Pension plans: unfair to women?

The Reagan administration threw its weight last week behind the legal battle being waged in the Supreme Court by women who charge they are discriminated against illegally under many pension plans.

The importance of the issue goes far beyond a current case at Long Island University in New York. The contested plan there is similar to programs at 3,400 colleges nationally, with 650,000 employees. Similar plans cover employees of many state governments. The decision by the Supreme Court could affect millions of workers and billions of dollars in pension money.

The test case involves a Long Island professor, Diana Spirt, who is challenging a retirement program that pays women 11.3 percent less than men each month because women have a longer life expectancy. Pensions are based on actuarial tables, which show the different life expectancy of men and women as groups.

Insurance and pension plan executives are worried.

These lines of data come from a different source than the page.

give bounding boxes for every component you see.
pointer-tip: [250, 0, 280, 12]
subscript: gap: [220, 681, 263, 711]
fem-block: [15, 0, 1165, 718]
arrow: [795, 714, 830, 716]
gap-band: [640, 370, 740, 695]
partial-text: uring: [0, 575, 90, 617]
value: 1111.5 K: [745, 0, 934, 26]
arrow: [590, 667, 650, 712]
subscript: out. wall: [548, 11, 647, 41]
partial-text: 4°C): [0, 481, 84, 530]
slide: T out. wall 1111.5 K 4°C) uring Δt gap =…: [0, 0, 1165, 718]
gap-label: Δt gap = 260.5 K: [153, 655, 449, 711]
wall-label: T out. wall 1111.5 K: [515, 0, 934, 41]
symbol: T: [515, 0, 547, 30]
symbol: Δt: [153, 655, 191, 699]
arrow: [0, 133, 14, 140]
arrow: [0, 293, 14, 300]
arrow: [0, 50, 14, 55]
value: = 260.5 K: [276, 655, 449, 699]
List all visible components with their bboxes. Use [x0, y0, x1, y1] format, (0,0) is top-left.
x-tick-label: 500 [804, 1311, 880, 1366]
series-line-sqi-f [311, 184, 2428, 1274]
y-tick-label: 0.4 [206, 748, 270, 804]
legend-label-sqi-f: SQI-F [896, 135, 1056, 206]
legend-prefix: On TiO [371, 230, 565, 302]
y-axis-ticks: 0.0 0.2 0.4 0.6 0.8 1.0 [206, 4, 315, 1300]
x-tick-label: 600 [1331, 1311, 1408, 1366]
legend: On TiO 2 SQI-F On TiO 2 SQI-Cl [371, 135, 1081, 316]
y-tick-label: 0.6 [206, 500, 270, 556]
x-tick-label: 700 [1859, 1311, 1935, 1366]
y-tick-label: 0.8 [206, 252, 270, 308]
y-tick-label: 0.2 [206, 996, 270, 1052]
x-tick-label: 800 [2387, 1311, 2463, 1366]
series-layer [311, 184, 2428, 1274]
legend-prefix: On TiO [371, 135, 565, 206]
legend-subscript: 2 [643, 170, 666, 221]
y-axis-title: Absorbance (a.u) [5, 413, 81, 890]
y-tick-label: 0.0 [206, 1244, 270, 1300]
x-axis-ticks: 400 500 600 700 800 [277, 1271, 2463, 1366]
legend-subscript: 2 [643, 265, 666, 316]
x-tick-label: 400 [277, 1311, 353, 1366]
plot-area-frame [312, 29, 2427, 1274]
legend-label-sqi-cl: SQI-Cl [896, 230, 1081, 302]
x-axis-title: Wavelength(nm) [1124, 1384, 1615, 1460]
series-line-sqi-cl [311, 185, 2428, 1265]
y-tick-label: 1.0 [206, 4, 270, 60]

J. Michael Low, Arizona director of insurance who has another case before the high court, says a loss could mean ''the whole industry would have to be restructured.''

Supporting Diana Spirt and others challenging the present pension system, US Solicitor General Rex E. Lee told the Supreme Court Jan. 11 that the 1964 Civil Rights Act prohibits the common practice of varying monthly pension payments on a basis of the different life expectancies of men and women.

The Supreme Court held in 1978 that women cannot be required to contribute more to retirement plans because tables project that they will live longer and collect more in pension payments.

Mr. Lee said in a brief submitted to the court that the principle of law in the 1978 case is precedent for the current litigation.

''Whether a woman contributes a greater amount of her compensation than a man for an equal benefit or contributes an equal amount for a lesser benefit, the use of sex-based actuarial tables in calculating periodic benefits results in the same discrimination,'' Mr. Lee said.

Pension plan administrators contend that the use of actuarial tables equalizes payments to be received by men and women: the latter may be paid less on a monthly basis but the women's total payments on a group basis will be about the same as those for men. Unless there is a differential, the administrators say, women would fare better than men over their longer lifetimes.

In addition to the potential impact on retirement plans, a high court decision for the women could affect insurance programs where differentials exist because of the use of actuarial tables in fixing charges and benefits. Because of possible effects in other fields, the court may narrow its decision by closely and specifically defining the relative rights of groups and individuals.